Réunie le jeudi 21 juillet 2022, la commission des affaires européennes du Sénat a adopté à l’unanimité une proposition de résolution européenne, adressée au Gouvernement, et un avis politique, destiné à la Commission européenne, pour les alerter sur la préservation des filières du patrimoine, menacées par l’interdiction du plomb ou la procédure d’autorisation envisagée par la révision du règlement européen "REACH", qui concerne l’enregistrement, l’évaluation et l’autorisation des substances chimiques. L’Agence chimique européenne (ECHA) a en effet lancé au printemps une consultation sur l’inclusion du plomb à l’annexe XIV du règlement REACH, concernant les substances dites "particulièrement préoccupantes".

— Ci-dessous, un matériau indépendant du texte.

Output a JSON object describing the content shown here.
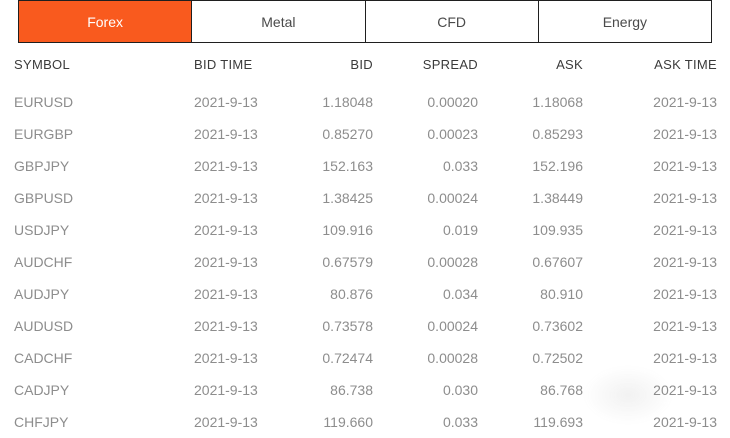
{
  "tabbar": {
    "tabs": [
      {
        "label": "Forex",
        "active": true
      },
      {
        "label": "Metal",
        "active": false
      },
      {
        "label": "CFD",
        "active": false
      },
      {
        "label": "Energy",
        "active": false
      }
    ]
  },
  "quotes_table": {
    "columns": [
      "SYMBOL",
      "BID TIME",
      "BID",
      "SPREAD",
      "ASK",
      "ASK TIME"
    ],
    "rows": [
      {
        "symbol": "EURUSD",
        "bid_time": "2021-9-13",
        "bid": "1.18048",
        "spread": "0.00020",
        "ask": "1.18068",
        "ask_time": "2021-9-13"
      },
      {
        "symbol": "EURGBP",
        "bid_time": "2021-9-13",
        "bid": "0.85270",
        "spread": "0.00023",
        "ask": "0.85293",
        "ask_time": "2021-9-13"
      },
      {
        "symbol": "GBPJPY",
        "bid_time": "2021-9-13",
        "bid": "152.163",
        "spread": "0.033",
        "ask": "152.196",
        "ask_time": "2021-9-13"
      },
      {
        "symbol": "GBPUSD",
        "bid_time": "2021-9-13",
        "bid": "1.38425",
        "spread": "0.00024",
        "ask": "1.38449",
        "ask_time": "2021-9-13"
      },
      {
        "symbol": "USDJPY",
        "bid_time": "2021-9-13",
        "bid": "109.916",
        "spread": "0.019",
        "ask": "109.935",
        "ask_time": "2021-9-13"
      },
      {
        "symbol": "AUDCHF",
        "bid_time": "2021-9-13",
        "bid": "0.67579",
        "spread": "0.00028",
        "ask": "0.67607",
        "ask_time": "2021-9-13"
      },
      {
        "symbol": "AUDJPY",
        "bid_time": "2021-9-13",
        "bid": "80.876",
        "spread": "0.034",
        "ask": "80.910",
        "ask_time": "2021-9-13"
      },
      {
        "symbol": "AUDUSD",
        "bid_time": "2021-9-13",
        "bid": "0.73578",
        "spread": "0.00024",
        "ask": "0.73602",
        "ask_time": "2021-9-13"
      },
      {
        "symbol": "CADCHF",
        "bid_time": "2021-9-13",
        "bid": "0.72474",
        "spread": "0.00028",
        "ask": "0.72502",
        "ask_time": "2021-9-13"
      },
      {
        "symbol": "CADJPY",
        "bid_time": "2021-9-13",
        "bid": "86.738",
        "spread": "0.030",
        "ask": "86.768",
        "ask_time": "2021-9-13"
      },
      {
        "symbol": "CHFJPY",
        "bid_time": "2021-9-13",
        "bid": "119.660",
        "spread": "0.033",
        "ask": "119.693",
        "ask_time": "2021-9-13"
      }
    ]
  },
  "colors": {
    "accent": "#f95a1e",
    "tab_border": "#1f1f1f",
    "active_tab_text": "#ffffff",
    "inactive_tab_text": "#4a4a4a",
    "header_text": "#3b3b3b",
    "body_text": "#8d8d8d"
  }
}
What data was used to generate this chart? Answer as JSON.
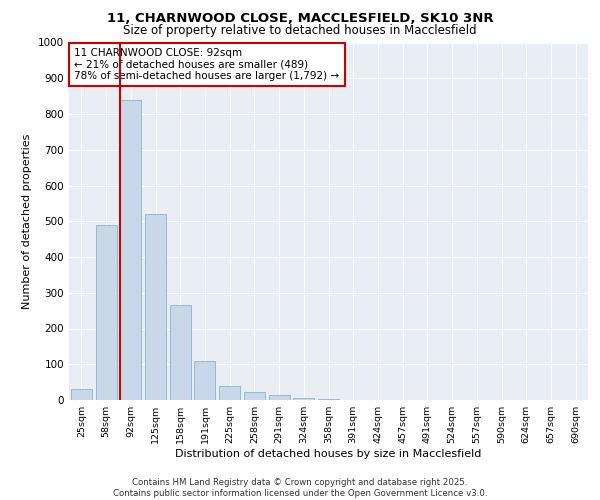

La procédure d’autorisation très lourde que cela impliquerait, puis l’interdiction qui suivrait au terme de quelques années, représenterait un coût prohibitif pour les entreprises (TPE et PME) françaises du secteur du patrimoine culturel. Leur survie même serait mise en cause à court terme. Les sénateurs ont été saisis par les maîtres verriers et la chambre syndicale nationale du vitrail, mobilisés pour la consultation européenne : "Ils sont légitimement inquiets, car la fabrication et la conservation du vitrail sont indissociables de l’usage du plomb", a déclaré Catherine Morin-Desailly, rapporteure, devant la commission des affaires européennes. La France concentre plus de 60 % du patrimoine de vitraux européens et abrite la plus grande surface de vitraux au monde.

Les facteurs d’orgue sont également concernés, ainsi que les organistes puisque cet instrument est en partie constitué de plomb. Malgré de nombreux essais de substitution depuis le XIXe siècle, la sonorité de l’orgue est indissociable de la part de plomb qui forme l’alliage de ses tuyaux, dans une proportion variant de 10% à 95 % environ. Sur près de 10 000 orgues recensés en France, près de 1600 sont classés au titre des monuments historiques.

Le risque est réél, pour les métiers concernés, de voir les activités de restauration péricliter ou se délocaliser en dehors de l’Union européenne.

La malléabilité et la durabilité du plomb concourent aussi à la conservation de long terme des bâtiments anciens. "L’impact le plus lourd porterait sur l’ensemble des professions liées à la restauration et à la conservation des monuments historiques" a ajouté Louis-Jean de Nicolaÿ, co-rapporteur, en soulignant que "la prévention du risque plomb est une préoccupation de longue date de tous les secteurs du patrimoine" et que « toutes les entreprises concernées y sont sensibilisées et ont pris les mesures de prévention indispensables."

Conscients de la toxicité du plomb, les rapporteurs constatent qu’aucune étude scientifique ne fait état de problèmes de santé caractérisés ou massifs liés au plomb chez les artisans et ouvriers du patrimoine et déplorent "qu’iln’existe aucune donnée épidémiologique fiable mettant en question en France et en Europe la santé des travailleurs exposés au plomb dans le domaine du patrimoine culturel." Ils appellent à la réalisation de telles études scientifiques sur crédits européens et à un Protocole national et européen de prévention du risque plomb sur les chantiers des monuments historiques. Pour les sénateurs, cette voie est bien préférable à une révision du règlement "REACH".

Jean-François Rapin, président de la commission des affaires européennes, a constaté que "des précédents d’exemptions relatives à l’interdiction de recourir au plomb pour un secteur déterminé ont déjà eu lieu dans certains domaines", notamment le cristal. Les sénateurs plaident en conséquence pour une exception patrimoniale en faveur des métiers concernés.

La proposition de résolution adoptée en commission des affaires européennes deviendra définitivement résolution européenne du Sénat à l’expiration du délai procédural de trois semaines. Un avis politique, reprenant les termes de cette proposition de résolution, est adressé dès à présent par le président Jean-François Rapin à la Commission européenne, dans le cadre du dialogue politique entre celle-ci et les parlements nationaux.

La commission des affaires européenne est présidée par
Jean-François Rapin (Les Républicains – Pas-de-Calais).
Catherine Morin-Desailly (Union centriste – Seine-Maritime) et Louis-Jean de Nicolaÿ (Les Républicains – Sarthe) sont membres de la commission des affaires européennes.